Молчаливый Брандт лишь улыбнулся коллеге, приехавшему из Берлина не потому, что Кальтенбруннера беспокоило состояние здоровья бывшего эмира бухарского. Янсена, присланного шефом службы безопасности, больше заботила память умирающего больного, который знал имена эмигрантов, британских агентов, теперь готовых выполнять задания германской разведки. Флегматичный Брандт, осуждая в душе болтливость врача, с недавних пор служившего в СД, — кто поручится, что среди афганцев нет человека, говорящего на эсперанто, — все же не смолчал:
— Вас, Вальтер, не поймешь! То вы поете афганским туркменам дифирамбы, называя их потомками Тимура, то готовы прикончить всех до единого. Без них нам Среднюю Азию не завоевать,
— У нас в Германии, — Янсен презрительно скривил губы, — и своих немощных немцев хоть отбавляй. Не хватало нам еще с этими полуочеловеченными обезьянами возиться. Власть должна принадлежать сильным! Я вижу, вы давненько не слушали речей нашего фюрера и слабы в дипломатии. — Он чуть не сказал: «Вы, Альберт, солдафон! Недаром в СД вас, абверовцев, во главе с вашим Канарисом, презрительно называют «сапогами всмятку».
— Что будем делать? — Ишан Халифа подозвал к себе Ходжака и Эймира.
— Ходжак — тебиб хороший, — ответил Эймир-хан, — за неделю поставит на ноги брата.
Ишан Халифа что-то недовольно пробормотал себе под нос, неприязненно оглядывая охающего и вздыхающего Эшши-хана, которого нукеры подняли наверх. Посоветовавшись, решили, что с ним останутся Ходжак и полусотня всадников, а Эймир-хан уйдет с отрядом. Эшши-хан настрого приказал брату, чтобы тот до его приезда не смел и шага ступить за кордон.
Проводив отряд, Эшши-хан и Ходжак, сопровождаемые близкими хана, свернули с дороги и попросились на постой к баю ближайшего селения. Уложив пострадавшего в постель, Ходжак насыпал в деревянную чашу соли, смешав ее с какими-то снадобьями и измельченными листьями горных трав, залил кипятком и, накрыв сверху пустой чашей и халатом, оставил потомиться. Разрезал Эшши-хану сапог и штанину, раздел его и, обмакнув клок верблюжьей шерсти в теплый раствор, стал осторожно растирать поврежденное колено.
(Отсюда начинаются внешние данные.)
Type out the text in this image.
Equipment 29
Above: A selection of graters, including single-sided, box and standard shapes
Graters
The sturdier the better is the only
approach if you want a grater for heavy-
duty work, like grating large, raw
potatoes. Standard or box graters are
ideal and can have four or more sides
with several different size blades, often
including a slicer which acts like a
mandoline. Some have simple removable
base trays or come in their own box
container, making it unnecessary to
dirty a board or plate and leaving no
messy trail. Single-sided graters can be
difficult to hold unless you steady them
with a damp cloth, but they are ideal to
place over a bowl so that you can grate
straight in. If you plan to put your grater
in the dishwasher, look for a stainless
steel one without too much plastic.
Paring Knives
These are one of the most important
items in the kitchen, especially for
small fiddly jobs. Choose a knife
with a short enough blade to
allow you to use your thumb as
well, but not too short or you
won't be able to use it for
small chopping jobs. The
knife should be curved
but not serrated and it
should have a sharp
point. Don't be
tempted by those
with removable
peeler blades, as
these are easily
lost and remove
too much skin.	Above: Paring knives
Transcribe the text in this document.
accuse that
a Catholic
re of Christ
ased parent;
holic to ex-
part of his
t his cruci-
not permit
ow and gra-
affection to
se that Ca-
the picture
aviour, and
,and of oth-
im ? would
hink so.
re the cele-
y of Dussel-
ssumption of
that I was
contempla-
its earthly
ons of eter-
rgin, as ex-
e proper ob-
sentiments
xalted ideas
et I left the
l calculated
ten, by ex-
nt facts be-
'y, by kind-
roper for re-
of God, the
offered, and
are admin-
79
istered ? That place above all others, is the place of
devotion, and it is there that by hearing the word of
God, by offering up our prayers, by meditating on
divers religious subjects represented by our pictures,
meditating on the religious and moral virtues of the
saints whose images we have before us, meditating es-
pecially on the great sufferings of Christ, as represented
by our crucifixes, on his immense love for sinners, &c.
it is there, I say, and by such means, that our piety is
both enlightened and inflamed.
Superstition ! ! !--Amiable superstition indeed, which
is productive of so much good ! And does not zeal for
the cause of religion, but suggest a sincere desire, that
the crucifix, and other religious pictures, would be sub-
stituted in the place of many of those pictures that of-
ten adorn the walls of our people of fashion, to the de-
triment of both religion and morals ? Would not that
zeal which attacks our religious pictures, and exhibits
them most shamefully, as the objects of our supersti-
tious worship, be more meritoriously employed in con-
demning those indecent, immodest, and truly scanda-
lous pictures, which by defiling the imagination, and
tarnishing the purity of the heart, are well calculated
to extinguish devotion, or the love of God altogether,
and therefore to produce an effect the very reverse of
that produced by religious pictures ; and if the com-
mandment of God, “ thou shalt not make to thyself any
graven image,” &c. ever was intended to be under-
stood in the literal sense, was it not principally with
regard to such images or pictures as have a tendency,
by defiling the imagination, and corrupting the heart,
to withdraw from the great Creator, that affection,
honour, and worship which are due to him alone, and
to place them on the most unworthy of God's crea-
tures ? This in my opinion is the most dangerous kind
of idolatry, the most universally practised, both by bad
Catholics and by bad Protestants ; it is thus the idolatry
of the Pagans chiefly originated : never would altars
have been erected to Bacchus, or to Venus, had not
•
— Эймир — косорукий, — хныкал Эшши-хан, — а я, наверное, останусь хромоногим. У нас в роду калек не бывало...
— Не тужи, Эшши-хан, — успокаивал кто-то из родичей. — Все великие мира сего были калеками, уродами. Султан Санджар был рябой, Тимур — хромой, Баязет падишах — косой...
— Заткнись, остолоп несчастный! — Эшши-хан запустил в родича сапогом. — Слыхал? — Обратился он к Ходжаку. — Нет у меня друзей верных...
— Ты обижаешь меня. — Ходжак укоризненно взглянул на хана, а сам подумал: «Детей нет — аллаха вини, друзей нет — себя».